Disaster and Vulnerability

According to anthropologists such as Anthony Oliver-Smith and Susanna M. Hoffman, disasters have pasts, presents, and futures. The past can be interpreted as the hazard itself, the present as the pattern of vulnerability, and the future as the expression of disaster, its treatment, and either deception or the possibility of deception. Oliver-Smith and Hoffman add that, “Whether rapid or slow in onset, disasters and the vulnerability leading to them unfold over time, often considerable amounts of time.” This argument implies that vulnerability sets the stage for disaster.

However, cause and effect do not entirely delimitate the relationship between disaster and vulnerability, for this relationship also happens to be of a circular nature: Preliminary vulnerability eventually determines the magnitude of the subsequent disaster, and the ensuing disaster leads to augmented vulnerability.
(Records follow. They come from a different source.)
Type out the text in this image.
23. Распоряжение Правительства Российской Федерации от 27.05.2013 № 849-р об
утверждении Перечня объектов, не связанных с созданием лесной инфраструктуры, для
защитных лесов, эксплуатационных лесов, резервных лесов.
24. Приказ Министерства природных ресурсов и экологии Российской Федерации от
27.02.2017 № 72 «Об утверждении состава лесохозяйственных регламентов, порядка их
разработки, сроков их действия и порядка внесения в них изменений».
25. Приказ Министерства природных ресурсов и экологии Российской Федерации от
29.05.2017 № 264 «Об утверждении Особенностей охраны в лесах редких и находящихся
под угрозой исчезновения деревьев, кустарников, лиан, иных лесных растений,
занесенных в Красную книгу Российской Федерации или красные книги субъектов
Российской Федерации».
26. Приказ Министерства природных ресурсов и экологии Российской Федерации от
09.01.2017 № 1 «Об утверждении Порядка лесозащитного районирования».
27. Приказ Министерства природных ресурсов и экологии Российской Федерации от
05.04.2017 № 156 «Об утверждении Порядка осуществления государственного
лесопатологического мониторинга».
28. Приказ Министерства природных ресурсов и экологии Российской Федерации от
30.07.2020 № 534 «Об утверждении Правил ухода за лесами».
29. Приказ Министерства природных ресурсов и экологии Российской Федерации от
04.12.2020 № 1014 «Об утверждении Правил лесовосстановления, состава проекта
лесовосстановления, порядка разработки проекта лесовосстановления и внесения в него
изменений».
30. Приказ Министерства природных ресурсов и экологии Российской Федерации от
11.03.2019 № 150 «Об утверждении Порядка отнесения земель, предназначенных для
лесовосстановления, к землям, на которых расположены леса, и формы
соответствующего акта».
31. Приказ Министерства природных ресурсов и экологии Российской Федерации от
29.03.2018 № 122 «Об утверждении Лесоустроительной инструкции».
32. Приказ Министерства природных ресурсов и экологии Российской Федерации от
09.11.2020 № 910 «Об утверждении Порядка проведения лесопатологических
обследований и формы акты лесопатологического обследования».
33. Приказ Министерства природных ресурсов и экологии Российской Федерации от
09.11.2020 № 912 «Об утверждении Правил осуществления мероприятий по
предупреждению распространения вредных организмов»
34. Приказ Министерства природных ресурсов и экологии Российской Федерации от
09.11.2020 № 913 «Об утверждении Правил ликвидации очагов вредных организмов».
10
As a result, a subject rendered vulnerable (a subject that can be an entire population) is more likely to seek out a savior who is capable of deception, but who promises a return to normalcy. (Obviously, this savior has multiple possible manifestations: a despot, government, ideology, or religion) There exists, therefore, a constant link between disaster and deception: vulnerability.

Hazards and Disasters

Disaster studies often begin by juxtaposing the words natural and disaster, and then proceed to distinguish natural disasters from non-natural or technological disasters. This approximation is of some value in an analysis of disaster as a concept and as an event because it suggests that in all disasters the initial tendency is to assign blame. The simplistic conclusion would be that natural disasters are the fault of nature, as opposed to non-natural disasters, which would be the fault of humans.

The next step is to classify as natural disasters events such as earthquakes, hurricanes, floods, desertification, pestilence, drought, volcanic eruption, famine, and tsunamis, to name but a few. The problem with this categorization, however, is that it fails to mark a distinction between hazards and disasters.